Ma se è così, per l’Unione Europea si tratta di una disfatta simbolica, e di un pericolo mortale. Come se tutto quello che è stato fatto sinora fosse da buttare in una discarica. E il pareggio di bilancio messo in Costituzione? E le riforme come «compiti a casa» amari ma necessari per superare la bufera? E i parametri da rispettare, i conti da tenere a bada, i debiti pubblici questi sì «mostruosi» da domare? Se, come è stato detto in queste ore, ci si commuove per le note di Bella ciao nelle piazze di Atene come simbolo di «liberazione» dalla dittatura finanziaria, così come quella trascinante canzone è il simbolo della liberazione dalla dittatura fascista, quale immagine dell’Europa esce da questo unanime stringersi al profeta dell’anti austerità Alexis Tsipras?

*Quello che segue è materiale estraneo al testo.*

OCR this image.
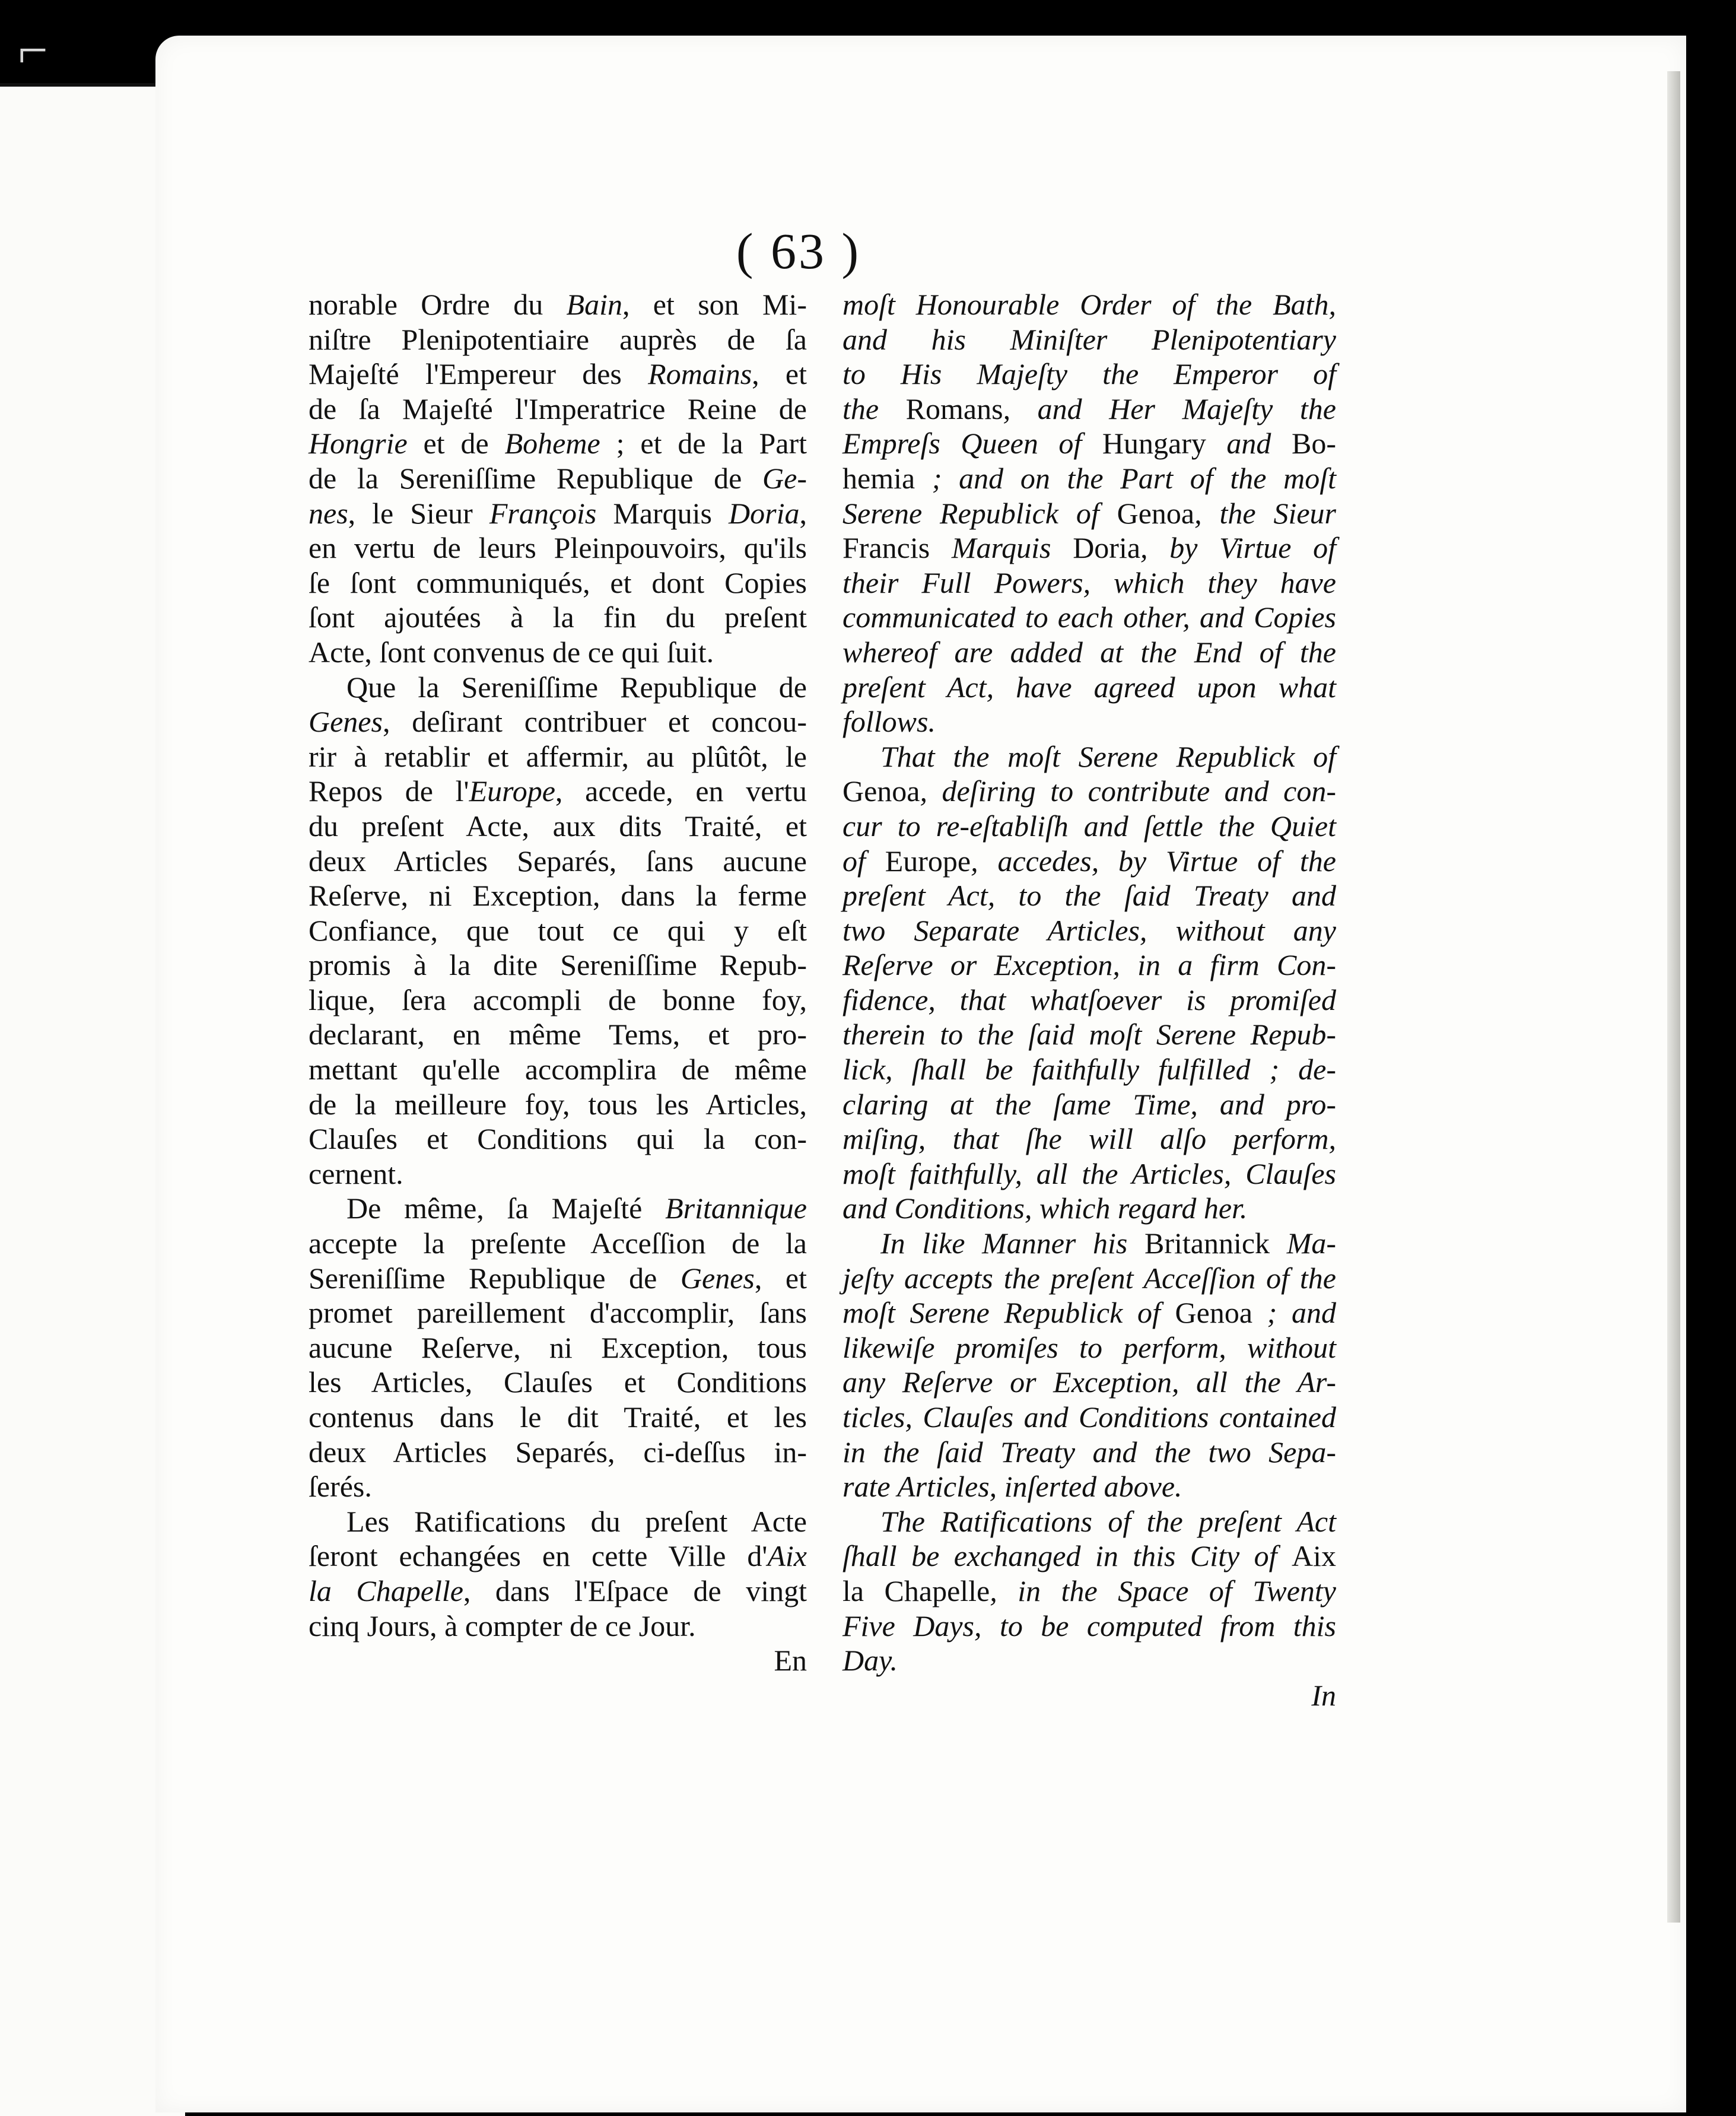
⌐
( 63 )
norable Ordre du Bain, et son Mi-
niſtre Plenipotentiaire auprès de ſa
Majeſté l'Empereur des Romains, et
de ſa Majeſté l'Imperatrice Reine de
Hongrie et de Boheme ; et de la Part
de la Sereniſſime Republique de Ge-
nes, le Sieur François Marquis Doria,
en vertu de leurs Pleinpouvoirs, qu'ils
ſe ſont communiqués, et dont Copies
ſont ajoutées à la fin du preſent
Acte, ſont convenus de ce qui ſuit.
Que la Sereniſſime Republique de
Genes, deſirant contribuer et concou-
rir à retablir et affermir, au plûtôt, le
Repos de l'Europe, accede, en vertu
du preſent Acte, aux dits Traité, et
deux Articles Separés, ſans aucune
Reſerve, ni Exception, dans la ferme
Confiance, que tout ce qui y eſt
promis à la dite Sereniſſime Repub-
lique, ſera accompli de bonne foy,
declarant, en même Tems, et pro-
mettant qu'elle accomplira de même
de la meilleure foy, tous les Articles,
Clauſes et Conditions qui la con-
cernent.
De même, ſa Majeſté Britannique
accepte la preſente Acceſſion de la
Sereniſſime Republique de Genes, et
promet pareillement d'accomplir, ſans
aucune Reſerve, ni Exception, tous
les Articles, Clauſes et Conditions
contenus dans le dit Traité, et les
deux Articles Separés, ci-deſſus in-
ſerés.
Les Ratifications du preſent Acte
ſeront echangées en cette Ville d'Aix
la Chapelle, dans l'Eſpace de vingt
cinq Jours, à compter de ce Jour.
En
moſt Honourable Order of the Bath,
and his Miniſter Plenipotentiary
to His Majeſty the Emperor of
the Romans, and Her Majeſty the
Empreſs Queen of Hungary and Bo-
hemia ; and on the Part of the moſt
Serene Republick of Genoa, the Sieur
Francis Marquis Doria, by Virtue of
their Full Powers, which they have
communicated to each other, and Copies
whereof are added at the End of the
preſent Act, have agreed upon what
follows.
That the moſt Serene Republick of
Genoa, deſiring to contribute and con-
cur to re-eſtabliſh and ſettle the Quiet
of Europe, accedes, by Virtue of the
preſent Act, to the ſaid Treaty and
two Separate Articles, without any
Reſerve or Exception, in a firm Con-
fidence, that whatſoever is promiſed
therein to the ſaid moſt Serene Repub-
lick, ſhall be faithfully fulfilled ; de-
claring at the ſame Time, and pro-
miſing, that ſhe will alſo perform,
moſt faithfully, all the Articles, Clauſes
and Conditions, which regard her.
In like Manner his Britannick Ma-
jeſty accepts the preſent Acceſſion of the
moſt Serene Republick of Genoa ; and
likewiſe promiſes to perform, without
any Reſerve or Exception, all the Ar-
ticles, Clauſes and Conditions contained
in the ſaid Treaty and the two Sepa-
rate Articles, inſerted above.
The Ratifications of the preſent Act
ſhall be exchanged in this City of Aix
la Chapelle, in the Space of Twenty
Five Days, to be computed from this
Day.
In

Il successo di Tsipras sembra funzionare come una ricerca collettiva di autoassoluzione. Se siamo messi così male, così recita il nuovo coro, non è perché abbiamo fatto le cicale nel passato, perché abbiamo accumulato debiti statali spaventosamente elevati, perché non abbiamo tenuto sotto controllo la spesa pubblica, perché nell’Europa soprattutto latina e mediterranea i bilanci in ordine sono stati un concetto un po’ troppo elastico e incompatibile con la ricerca di un consenso voracemente costoso. No, la colpa è «dell’Europa» e segnatamente, inutile girare attorno al vero nucleo che calamita su di sé ostilità e risentimenti sconfinati, della spietata Germania, e anzi, per dare un volto e un bersaglio, «della Merkel», che non è più una persona fisica, ma l’emblema stesso delle nostre difficoltà.
Ma se questo accade è perché l’Europa è stata costruita male, dando il senso di una sovranità usurpata, di una moneta senz’anima, di un carattere privo di ogni base culturale e soprattutto di ogni passione «popolare», come quella che pure ha preso forma nella configurazione moderna degli Stati nazionali e delle democrazie liberali. È questo deficit democratico che l’Europa, se vuole sopravvivere, deve saper guardare con coraggio per colmarne le lacune. Non solo una questione di conti virtuosi e di debiti da onorare. Altrimenti, stritolata dall’eurofobia montante di destra e di sinistra, l’Unione Europea ne uscirà travolta. Non c’è più molto tempo per correre ai ripari.